Saying that calls for prosecution of Bush officials can never let up, the director of the staid and respectable Center for Constitutional Rights, who is a legal scholar, has said that the legal arguments made in the infamous Yoo memos amount to treason against the nation's institutions, similar to the "Fuhrer's law" of Nazi Germany.
Naomi Wolf, a non-lawyer, mused before her interview with Michael Ratner:
The memos [revealed in early March] lay the legal groundwork for the president to send the military to wage war against U.S. citizens; take them from their homes to Navy brigs without trial and keep them forever; close down the First Amendment; and invade whatever country he chooses without regard to any treaty or objection by Congress...The memos could not be clearer: This was the legal groundwork of an attempted coup. I expected massive front page headlines from the revelation that these memos exited. Almost nothing. I was shocked.
Wolf then sought out the Center for Constitutional Rights' Michael Ratner to understand what she was missing. The Yoo memos seemed to say that the president's authority as commander in chief is not bound by any law, any treaty, or the protections of free speech, due process and the right to be free from unreasonable searches and seizures. "The First, Fourth and Fifth amendments -- gone," she wrote.
What [the Yoo memos] actually mean is that the president can order the military to operate in the U.S. and to operate without constitutional restrictions. They -- the military -- can pick you or me up in the U.S. for any reason and without any legal process. They would not have any restrictions on entering your house to search it, or to seize you. They can put you into a brig without any due process or going to court. (That's the Fourth and Fifth amendments.)
Who has suspended the law this way in the past? It is like a Caesar's law in Rome; a Mussolini's law in Italy; a Fuhrer's law in Germany; a Stalin's law in the Soviet Union. It is right down the line. It is enforcing the will of the dictator through the military.
Ratner says the biggest hint we had that this was coming was when the military picked up Jose Padilla, going to a civilian prison and "snatching" him off to a brig under the orders of the president.
During his 3 1/2 year military detention, Padilla's lawyers said he was subject to hooding, stress positions, assaults, and threats of imminent execution.

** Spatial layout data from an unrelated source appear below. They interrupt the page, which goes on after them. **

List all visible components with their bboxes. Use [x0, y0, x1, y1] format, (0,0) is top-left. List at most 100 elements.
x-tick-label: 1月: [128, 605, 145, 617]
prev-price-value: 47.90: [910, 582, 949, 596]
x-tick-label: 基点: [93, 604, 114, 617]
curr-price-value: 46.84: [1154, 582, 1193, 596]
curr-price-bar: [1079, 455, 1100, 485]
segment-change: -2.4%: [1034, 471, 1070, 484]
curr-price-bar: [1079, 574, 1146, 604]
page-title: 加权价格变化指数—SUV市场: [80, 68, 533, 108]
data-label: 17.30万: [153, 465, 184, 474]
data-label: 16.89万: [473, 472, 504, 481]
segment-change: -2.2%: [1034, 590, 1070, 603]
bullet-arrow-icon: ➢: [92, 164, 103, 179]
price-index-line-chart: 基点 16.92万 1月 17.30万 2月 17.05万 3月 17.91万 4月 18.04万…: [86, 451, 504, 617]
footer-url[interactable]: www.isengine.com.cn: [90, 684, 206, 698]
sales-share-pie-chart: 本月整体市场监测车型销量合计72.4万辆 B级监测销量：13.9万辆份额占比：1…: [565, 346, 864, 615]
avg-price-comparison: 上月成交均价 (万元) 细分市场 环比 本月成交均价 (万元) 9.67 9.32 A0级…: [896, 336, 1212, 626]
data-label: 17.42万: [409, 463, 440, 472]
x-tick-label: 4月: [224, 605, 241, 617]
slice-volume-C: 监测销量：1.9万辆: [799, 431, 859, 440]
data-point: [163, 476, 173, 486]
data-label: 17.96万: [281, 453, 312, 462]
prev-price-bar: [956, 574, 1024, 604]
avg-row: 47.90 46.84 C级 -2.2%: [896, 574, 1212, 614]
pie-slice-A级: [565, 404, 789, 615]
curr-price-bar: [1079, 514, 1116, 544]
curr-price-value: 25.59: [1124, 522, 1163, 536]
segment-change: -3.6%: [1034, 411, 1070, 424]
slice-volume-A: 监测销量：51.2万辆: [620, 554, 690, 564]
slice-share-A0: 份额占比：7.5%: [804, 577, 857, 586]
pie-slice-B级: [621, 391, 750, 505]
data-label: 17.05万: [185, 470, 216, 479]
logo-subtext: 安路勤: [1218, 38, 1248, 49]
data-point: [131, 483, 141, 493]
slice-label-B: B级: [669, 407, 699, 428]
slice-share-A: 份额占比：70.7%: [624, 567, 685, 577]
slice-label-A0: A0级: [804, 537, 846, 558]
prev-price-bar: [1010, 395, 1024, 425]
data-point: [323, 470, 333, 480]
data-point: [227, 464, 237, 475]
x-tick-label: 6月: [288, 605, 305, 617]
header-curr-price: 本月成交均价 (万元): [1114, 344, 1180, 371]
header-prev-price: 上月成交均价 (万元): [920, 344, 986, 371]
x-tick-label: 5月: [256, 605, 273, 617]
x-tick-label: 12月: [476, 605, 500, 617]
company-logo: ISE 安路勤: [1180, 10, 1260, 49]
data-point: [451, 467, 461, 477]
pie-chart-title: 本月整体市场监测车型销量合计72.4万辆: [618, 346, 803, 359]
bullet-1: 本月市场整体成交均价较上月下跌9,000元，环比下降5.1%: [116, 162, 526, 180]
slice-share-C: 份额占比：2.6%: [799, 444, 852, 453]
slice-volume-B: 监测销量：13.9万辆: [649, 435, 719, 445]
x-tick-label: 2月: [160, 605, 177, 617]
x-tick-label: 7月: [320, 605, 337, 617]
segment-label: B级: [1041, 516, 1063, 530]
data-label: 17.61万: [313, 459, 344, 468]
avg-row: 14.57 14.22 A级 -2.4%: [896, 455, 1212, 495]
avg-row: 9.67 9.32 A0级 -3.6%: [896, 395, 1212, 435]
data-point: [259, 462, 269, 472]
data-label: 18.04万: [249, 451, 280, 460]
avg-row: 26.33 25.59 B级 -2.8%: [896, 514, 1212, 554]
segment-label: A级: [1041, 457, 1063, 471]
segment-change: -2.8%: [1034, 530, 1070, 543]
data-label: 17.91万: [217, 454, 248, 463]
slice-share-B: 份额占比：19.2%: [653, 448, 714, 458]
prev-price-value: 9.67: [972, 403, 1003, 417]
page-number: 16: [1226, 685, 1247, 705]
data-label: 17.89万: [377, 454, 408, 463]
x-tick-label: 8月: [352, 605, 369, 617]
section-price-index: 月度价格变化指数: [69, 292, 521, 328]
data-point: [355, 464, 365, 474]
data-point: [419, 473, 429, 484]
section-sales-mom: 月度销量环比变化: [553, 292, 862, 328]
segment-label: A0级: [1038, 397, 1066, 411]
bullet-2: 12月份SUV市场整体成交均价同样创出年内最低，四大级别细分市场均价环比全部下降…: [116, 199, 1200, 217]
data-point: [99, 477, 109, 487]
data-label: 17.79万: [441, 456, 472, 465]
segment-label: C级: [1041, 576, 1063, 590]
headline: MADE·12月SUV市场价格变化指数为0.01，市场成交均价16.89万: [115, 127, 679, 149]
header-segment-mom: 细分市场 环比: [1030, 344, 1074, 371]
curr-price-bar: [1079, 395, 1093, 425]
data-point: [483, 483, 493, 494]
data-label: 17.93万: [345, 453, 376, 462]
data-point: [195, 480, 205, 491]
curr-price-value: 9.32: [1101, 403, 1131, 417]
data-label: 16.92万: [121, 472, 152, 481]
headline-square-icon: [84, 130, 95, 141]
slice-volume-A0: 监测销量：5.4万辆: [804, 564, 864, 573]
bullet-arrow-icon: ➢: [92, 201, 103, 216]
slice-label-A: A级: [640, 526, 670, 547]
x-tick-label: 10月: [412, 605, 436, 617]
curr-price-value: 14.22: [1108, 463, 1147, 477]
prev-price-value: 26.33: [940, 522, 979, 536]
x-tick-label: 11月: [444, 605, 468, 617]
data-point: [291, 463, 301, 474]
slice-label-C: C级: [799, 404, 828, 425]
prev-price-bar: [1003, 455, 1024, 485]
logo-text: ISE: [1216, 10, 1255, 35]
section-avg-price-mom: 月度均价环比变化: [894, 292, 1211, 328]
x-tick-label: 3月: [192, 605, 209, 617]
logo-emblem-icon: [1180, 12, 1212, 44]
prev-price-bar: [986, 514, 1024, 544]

Warren Richey of the Christian Science Monitor reported:
"Padilla's cell measured nine feet by seven feet. The windows were covered over. There was a toilet and sink. The steel bunk was missing its mattress. He had no pillow. No sheet. No clock. No calendar. No radio. No television. No telephone calls. No visitors. Even Padilla's lawyer was prevented from seeing him for nearly two years....[Padilla's captors] punctured the extreme sensory deprivation with sensory overload, blasting him with harsh lights and pounding sounds."
Padilla also stated that he was "injected with a 'truth serum,' a substance his lawyers believe was LSD or PCP. Deprived of any view of the outside world, with the lights always kept on, Padilla had no way of knowing what time of day it was or what day of the week.
Padilla's attorney Andrew Patel said, "I was told by members of the brig staff that Mr. Padilla's temperament was so docile and inactive that his behavior was like that of 'a piece of furniture.' " Patel described how it was difficult to work with Padilla in his defense, because "Mr. Padilla remains unsure if I and the other attorneys working on his case are actually his attorneys or another component of the government's interrogation scheme."
Padilla was found guilty based on the testimony of a terrorist suspect whose interrogation tapes were among those ordered destroyed by CIA chief General Michael Hayden. Paul Craig Roberts, former Assistant Secretary of the Treasury under Ronald Reagan and an editor of the Wall Street Journal, criticized the jury's verdict in the Padilla case as having "overthrown" the Constitution and doing far more damage to the US' liberty than any terrorist could.
Ratner states "We need the deterrence of prosecution so this does not happen again."
He said in the interview with Wolf:
Treason need not involve another state. Aaron Burr was tried for treason. The authority given by these memos that could be used to raid every congressional office, raid and search every home, detain tens of thousands, would certainly fit a definition of treason.
This would be the president making war against the institutions of the United States.